Madame Dona Lampado : C’est la dame de ces soirées, mystérieuse, enthousiasme et boudeuse par moment. Elle prend en charge Joséphine et la présente à certaines personnes. Étant la maîtresse de maison, elle se fait un devoir d’introniser cette jeune novice pas si timorée. Elle joue avec Joséphine comme un prédateur joue avec sa proie mais malgré tout elle ne semble pas avoir de mauvaises intentions, en tout cas ce n’est pas la plus dangereuse de tous les convives…

La ménagerie rue d’Abbaye : Joséphine de Courmont va être confrontée à des créatures dont elle ne soupçonnait pas l’existence au sein même de cette cour d’humain pas si humain au demeurant… Tous sont étonnants, certains ne sont pas malveillants, d’autres sont vicieux et calculateurs; d’autre encore sont la gentillesse même pendant que d’autres encore sont empli d’aigreur et de méchanceté… Joséphine va devoir deviser avec tout ce monde et décoder les codes de bienséance et par la même grandir au contact d’animaux surnaturels.

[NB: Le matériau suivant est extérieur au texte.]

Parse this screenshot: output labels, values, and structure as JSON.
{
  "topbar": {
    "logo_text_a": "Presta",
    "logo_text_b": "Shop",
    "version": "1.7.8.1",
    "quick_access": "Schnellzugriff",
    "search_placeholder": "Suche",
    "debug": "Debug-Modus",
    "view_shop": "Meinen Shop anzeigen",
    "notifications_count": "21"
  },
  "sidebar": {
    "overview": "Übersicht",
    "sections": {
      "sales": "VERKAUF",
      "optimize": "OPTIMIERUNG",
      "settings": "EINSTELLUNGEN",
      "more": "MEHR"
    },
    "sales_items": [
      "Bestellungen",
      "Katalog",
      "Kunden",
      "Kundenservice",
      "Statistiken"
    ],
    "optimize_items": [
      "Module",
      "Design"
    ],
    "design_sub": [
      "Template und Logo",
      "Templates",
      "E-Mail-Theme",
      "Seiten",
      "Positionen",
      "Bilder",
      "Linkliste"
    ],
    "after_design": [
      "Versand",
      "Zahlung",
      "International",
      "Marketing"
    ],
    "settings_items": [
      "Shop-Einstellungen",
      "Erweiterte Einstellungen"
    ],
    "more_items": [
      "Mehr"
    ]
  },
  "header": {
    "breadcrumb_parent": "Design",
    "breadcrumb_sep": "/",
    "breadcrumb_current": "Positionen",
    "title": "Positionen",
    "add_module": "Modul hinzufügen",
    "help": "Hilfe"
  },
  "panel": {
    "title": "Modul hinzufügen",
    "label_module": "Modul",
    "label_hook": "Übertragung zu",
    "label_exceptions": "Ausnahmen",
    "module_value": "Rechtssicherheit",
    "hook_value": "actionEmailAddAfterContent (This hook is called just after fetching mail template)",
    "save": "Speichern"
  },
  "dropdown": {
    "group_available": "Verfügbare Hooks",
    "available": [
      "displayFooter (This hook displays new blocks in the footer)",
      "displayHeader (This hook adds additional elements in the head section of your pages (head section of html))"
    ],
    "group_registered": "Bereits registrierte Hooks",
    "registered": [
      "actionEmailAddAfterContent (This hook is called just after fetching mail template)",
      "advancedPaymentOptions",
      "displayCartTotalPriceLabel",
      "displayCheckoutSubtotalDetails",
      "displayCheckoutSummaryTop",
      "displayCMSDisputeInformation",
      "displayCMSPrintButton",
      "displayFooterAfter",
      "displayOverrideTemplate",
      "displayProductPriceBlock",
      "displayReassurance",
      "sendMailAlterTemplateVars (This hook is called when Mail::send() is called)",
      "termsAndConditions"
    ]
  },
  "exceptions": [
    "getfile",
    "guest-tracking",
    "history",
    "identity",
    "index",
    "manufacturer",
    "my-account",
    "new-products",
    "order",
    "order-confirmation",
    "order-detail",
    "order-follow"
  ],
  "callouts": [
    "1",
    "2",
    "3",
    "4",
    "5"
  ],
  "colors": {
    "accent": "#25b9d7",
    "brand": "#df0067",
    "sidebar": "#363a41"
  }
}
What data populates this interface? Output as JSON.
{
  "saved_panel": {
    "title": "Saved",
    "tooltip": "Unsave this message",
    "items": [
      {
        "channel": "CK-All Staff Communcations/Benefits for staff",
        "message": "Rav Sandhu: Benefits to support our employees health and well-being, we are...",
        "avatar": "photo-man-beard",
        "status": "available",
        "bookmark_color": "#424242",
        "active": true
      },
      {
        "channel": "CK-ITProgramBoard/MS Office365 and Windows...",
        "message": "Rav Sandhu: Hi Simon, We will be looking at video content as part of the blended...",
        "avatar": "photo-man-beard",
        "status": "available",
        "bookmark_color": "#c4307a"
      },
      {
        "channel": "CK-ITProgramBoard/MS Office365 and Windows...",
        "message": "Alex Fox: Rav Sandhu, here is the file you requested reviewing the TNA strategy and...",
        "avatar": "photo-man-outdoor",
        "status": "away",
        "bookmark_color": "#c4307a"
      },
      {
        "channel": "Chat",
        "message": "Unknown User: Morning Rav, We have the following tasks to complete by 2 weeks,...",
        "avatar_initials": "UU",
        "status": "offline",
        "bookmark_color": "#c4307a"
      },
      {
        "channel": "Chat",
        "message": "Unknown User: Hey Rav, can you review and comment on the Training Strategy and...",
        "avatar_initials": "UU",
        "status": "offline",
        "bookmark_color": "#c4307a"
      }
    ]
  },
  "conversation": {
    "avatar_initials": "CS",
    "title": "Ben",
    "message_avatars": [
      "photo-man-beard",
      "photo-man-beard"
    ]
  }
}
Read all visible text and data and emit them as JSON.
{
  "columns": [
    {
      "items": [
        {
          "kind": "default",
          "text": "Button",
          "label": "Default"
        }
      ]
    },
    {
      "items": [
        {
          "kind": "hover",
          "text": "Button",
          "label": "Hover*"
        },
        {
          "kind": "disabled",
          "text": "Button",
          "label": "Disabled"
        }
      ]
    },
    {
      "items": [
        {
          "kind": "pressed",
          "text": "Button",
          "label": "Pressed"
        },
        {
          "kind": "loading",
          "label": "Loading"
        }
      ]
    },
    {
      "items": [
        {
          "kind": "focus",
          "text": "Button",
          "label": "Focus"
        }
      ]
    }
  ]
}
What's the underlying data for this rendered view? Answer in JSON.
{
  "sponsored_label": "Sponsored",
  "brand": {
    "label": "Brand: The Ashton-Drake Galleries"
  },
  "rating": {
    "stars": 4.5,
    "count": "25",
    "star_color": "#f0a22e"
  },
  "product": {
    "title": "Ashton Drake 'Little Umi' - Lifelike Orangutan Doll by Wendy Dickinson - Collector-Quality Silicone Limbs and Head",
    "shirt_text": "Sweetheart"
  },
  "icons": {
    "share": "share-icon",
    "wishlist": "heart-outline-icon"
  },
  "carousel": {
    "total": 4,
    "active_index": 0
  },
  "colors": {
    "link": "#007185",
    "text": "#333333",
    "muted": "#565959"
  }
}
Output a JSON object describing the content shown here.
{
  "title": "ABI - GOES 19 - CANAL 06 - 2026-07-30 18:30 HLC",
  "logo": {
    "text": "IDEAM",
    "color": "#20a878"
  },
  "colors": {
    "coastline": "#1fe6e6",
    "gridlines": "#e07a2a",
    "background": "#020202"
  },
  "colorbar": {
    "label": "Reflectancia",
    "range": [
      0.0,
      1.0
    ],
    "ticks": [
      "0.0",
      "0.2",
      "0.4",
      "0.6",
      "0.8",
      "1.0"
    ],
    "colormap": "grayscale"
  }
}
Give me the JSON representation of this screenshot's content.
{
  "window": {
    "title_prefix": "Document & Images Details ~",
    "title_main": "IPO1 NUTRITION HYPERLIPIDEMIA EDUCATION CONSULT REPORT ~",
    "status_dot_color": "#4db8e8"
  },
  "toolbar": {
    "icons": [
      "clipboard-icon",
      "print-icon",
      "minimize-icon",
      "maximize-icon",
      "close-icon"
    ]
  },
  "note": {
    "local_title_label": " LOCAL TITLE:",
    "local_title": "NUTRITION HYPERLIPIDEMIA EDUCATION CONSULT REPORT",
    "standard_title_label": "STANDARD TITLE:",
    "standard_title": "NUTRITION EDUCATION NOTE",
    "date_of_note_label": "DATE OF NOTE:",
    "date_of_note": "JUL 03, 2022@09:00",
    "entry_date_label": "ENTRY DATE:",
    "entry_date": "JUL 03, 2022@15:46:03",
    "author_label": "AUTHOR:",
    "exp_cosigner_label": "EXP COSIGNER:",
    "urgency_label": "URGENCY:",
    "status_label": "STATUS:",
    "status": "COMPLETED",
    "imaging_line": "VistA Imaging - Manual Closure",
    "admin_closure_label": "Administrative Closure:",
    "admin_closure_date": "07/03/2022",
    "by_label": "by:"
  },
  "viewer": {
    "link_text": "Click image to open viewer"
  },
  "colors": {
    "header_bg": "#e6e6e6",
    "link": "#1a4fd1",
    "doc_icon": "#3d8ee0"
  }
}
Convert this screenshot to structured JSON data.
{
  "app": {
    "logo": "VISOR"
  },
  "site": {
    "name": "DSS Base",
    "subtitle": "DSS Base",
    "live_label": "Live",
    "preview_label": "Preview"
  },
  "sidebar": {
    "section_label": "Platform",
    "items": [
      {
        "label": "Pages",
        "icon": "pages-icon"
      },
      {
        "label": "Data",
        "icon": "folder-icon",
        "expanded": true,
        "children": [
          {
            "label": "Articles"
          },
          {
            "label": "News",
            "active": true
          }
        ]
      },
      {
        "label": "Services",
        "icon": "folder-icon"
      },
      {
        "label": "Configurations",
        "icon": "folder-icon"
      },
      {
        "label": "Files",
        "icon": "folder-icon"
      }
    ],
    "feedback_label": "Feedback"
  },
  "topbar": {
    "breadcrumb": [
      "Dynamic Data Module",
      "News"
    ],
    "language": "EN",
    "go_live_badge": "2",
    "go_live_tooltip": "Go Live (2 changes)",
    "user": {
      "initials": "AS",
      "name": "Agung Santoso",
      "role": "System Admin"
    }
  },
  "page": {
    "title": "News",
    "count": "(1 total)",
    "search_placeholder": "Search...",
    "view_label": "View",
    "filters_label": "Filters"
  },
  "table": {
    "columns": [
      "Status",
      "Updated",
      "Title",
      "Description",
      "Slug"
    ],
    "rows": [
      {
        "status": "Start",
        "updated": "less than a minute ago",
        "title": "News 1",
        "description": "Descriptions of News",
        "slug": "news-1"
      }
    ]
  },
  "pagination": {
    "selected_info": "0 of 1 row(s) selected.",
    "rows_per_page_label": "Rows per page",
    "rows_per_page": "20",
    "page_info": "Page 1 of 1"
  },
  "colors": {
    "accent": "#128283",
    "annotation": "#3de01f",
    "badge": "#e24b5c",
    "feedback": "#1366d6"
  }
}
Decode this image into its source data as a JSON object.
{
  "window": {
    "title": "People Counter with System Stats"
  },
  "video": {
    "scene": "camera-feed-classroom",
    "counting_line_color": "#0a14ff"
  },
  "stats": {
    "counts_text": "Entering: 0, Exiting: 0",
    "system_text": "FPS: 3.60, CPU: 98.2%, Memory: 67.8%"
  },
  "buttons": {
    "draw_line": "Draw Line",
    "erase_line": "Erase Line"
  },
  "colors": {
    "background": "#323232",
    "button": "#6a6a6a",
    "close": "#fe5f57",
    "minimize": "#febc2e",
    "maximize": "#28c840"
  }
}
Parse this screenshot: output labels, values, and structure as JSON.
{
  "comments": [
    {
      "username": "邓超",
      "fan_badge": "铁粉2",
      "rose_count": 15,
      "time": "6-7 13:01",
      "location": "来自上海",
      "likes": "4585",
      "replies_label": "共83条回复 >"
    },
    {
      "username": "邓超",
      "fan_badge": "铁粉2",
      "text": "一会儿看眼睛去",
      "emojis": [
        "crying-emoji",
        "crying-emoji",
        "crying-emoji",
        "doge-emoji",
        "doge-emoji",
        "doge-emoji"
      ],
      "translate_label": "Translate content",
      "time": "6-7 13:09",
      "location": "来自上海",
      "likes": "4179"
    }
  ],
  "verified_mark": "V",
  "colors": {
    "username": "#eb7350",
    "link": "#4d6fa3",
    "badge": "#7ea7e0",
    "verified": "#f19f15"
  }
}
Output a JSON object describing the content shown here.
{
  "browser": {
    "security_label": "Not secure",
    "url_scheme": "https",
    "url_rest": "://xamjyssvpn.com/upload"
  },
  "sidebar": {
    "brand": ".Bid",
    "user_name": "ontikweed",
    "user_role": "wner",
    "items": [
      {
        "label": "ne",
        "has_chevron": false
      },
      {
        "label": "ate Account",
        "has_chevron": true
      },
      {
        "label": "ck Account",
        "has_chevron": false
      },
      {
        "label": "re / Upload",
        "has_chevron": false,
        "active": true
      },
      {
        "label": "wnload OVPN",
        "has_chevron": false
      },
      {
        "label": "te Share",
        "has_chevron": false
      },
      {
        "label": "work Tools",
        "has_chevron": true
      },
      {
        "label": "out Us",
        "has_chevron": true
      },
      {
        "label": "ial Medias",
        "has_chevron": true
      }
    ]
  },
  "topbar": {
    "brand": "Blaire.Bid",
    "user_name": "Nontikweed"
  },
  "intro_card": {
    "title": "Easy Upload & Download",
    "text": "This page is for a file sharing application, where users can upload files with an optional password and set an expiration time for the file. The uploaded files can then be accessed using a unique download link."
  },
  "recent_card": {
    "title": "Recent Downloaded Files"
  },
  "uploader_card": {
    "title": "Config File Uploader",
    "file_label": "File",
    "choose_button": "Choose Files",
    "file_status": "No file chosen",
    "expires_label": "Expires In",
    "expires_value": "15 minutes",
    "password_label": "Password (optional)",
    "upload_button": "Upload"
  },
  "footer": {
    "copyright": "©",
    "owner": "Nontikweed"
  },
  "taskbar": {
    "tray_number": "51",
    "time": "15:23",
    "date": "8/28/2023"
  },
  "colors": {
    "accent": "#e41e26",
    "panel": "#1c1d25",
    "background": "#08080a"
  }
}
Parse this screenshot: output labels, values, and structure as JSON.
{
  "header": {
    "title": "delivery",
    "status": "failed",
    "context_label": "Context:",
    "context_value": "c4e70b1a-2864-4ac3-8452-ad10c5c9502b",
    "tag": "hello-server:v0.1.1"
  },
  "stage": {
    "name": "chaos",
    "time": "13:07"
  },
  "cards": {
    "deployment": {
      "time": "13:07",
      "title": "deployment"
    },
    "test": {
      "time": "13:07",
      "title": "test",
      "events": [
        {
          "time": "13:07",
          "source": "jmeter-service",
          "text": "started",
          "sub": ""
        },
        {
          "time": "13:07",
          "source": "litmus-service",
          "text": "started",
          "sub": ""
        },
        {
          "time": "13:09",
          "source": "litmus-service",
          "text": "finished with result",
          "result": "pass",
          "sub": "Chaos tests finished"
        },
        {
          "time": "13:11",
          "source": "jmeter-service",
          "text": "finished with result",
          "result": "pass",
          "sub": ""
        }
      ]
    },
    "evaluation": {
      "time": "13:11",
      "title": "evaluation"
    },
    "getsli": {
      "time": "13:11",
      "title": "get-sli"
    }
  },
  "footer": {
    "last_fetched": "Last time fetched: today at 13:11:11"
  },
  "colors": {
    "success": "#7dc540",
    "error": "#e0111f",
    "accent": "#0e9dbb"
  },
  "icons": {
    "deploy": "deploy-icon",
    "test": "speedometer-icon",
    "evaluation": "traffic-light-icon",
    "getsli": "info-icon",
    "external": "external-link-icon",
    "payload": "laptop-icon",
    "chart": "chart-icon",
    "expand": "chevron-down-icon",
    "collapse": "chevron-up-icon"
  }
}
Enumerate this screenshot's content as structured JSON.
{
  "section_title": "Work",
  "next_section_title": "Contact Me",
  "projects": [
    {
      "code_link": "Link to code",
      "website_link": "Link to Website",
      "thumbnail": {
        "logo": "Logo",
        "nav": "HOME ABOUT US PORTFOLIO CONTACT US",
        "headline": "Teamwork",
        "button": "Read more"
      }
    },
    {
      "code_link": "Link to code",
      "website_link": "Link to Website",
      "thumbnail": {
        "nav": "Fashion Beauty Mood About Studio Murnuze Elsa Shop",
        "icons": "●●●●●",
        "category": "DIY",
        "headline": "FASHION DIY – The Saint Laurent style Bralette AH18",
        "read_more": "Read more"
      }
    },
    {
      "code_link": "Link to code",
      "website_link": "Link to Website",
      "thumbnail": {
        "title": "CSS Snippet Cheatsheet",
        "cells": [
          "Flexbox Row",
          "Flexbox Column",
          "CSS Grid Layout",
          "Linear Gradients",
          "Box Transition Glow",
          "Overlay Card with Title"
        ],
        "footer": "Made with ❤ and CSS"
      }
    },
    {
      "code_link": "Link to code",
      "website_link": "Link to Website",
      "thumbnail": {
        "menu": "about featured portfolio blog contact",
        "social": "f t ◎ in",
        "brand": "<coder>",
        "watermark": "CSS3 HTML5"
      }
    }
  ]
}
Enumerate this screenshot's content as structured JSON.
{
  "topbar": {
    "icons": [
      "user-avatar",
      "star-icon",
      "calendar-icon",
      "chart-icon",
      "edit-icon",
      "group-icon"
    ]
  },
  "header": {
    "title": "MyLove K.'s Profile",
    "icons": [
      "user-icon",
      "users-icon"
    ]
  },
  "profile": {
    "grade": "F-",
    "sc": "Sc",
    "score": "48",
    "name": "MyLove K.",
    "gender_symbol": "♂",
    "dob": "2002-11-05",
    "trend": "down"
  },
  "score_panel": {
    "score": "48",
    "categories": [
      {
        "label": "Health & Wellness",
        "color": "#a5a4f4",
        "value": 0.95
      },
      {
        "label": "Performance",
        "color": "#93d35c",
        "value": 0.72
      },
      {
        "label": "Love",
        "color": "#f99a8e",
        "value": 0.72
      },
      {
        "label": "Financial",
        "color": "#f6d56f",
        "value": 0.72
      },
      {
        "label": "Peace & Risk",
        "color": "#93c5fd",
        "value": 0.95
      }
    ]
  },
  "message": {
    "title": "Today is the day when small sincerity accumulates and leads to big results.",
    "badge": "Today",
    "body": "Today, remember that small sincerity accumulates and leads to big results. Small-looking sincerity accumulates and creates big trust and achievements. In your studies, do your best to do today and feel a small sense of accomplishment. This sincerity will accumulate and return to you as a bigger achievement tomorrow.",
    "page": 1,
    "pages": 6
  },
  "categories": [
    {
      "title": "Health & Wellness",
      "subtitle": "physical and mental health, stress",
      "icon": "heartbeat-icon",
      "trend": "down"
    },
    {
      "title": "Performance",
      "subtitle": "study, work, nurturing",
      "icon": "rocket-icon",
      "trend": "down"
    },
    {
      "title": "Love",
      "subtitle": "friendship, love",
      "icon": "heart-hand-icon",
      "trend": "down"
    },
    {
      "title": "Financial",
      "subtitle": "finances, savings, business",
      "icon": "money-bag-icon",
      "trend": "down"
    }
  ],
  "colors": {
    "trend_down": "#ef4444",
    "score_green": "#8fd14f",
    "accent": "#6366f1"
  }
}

L’homme est un animal pour l’homme c’est bien connu mais il reste néanmoins des hommes et des femmes qui sont des compagnons fidèles et protecteurs. Dans cette soirée mondaine parisienne, Joséphine sera mise face à toutes sortes d’animaux aux combinaisons et amitiés totalement improbables.

La Plume, le Scénario

Je retrouve la plume agréable de l’auteure Luisa Gallerini avec plaisir dans un genre , un registre plus sulfureux que les deux autres romans lus dernièrement (Ceux d’en haut, Livre 1 : La Momie de Pâques et Ceux d’en haut, Livre 2 : Une Promenade hors du corps).

L’auteure nous conte l’aventure de Joséphine de Courmont, une jeune fille sortie récemment du couvent et qui reste des jours et des nuits entiers au chevet de sa mère malade. Cette invitation est une aubaine pour la sortir de son triste quotidien, bien qu’elle ne sache pas de qui vient l’invitation. Ainsi commence l’aventure, l’initiation au monde des soirées parisiennes de Joséphine.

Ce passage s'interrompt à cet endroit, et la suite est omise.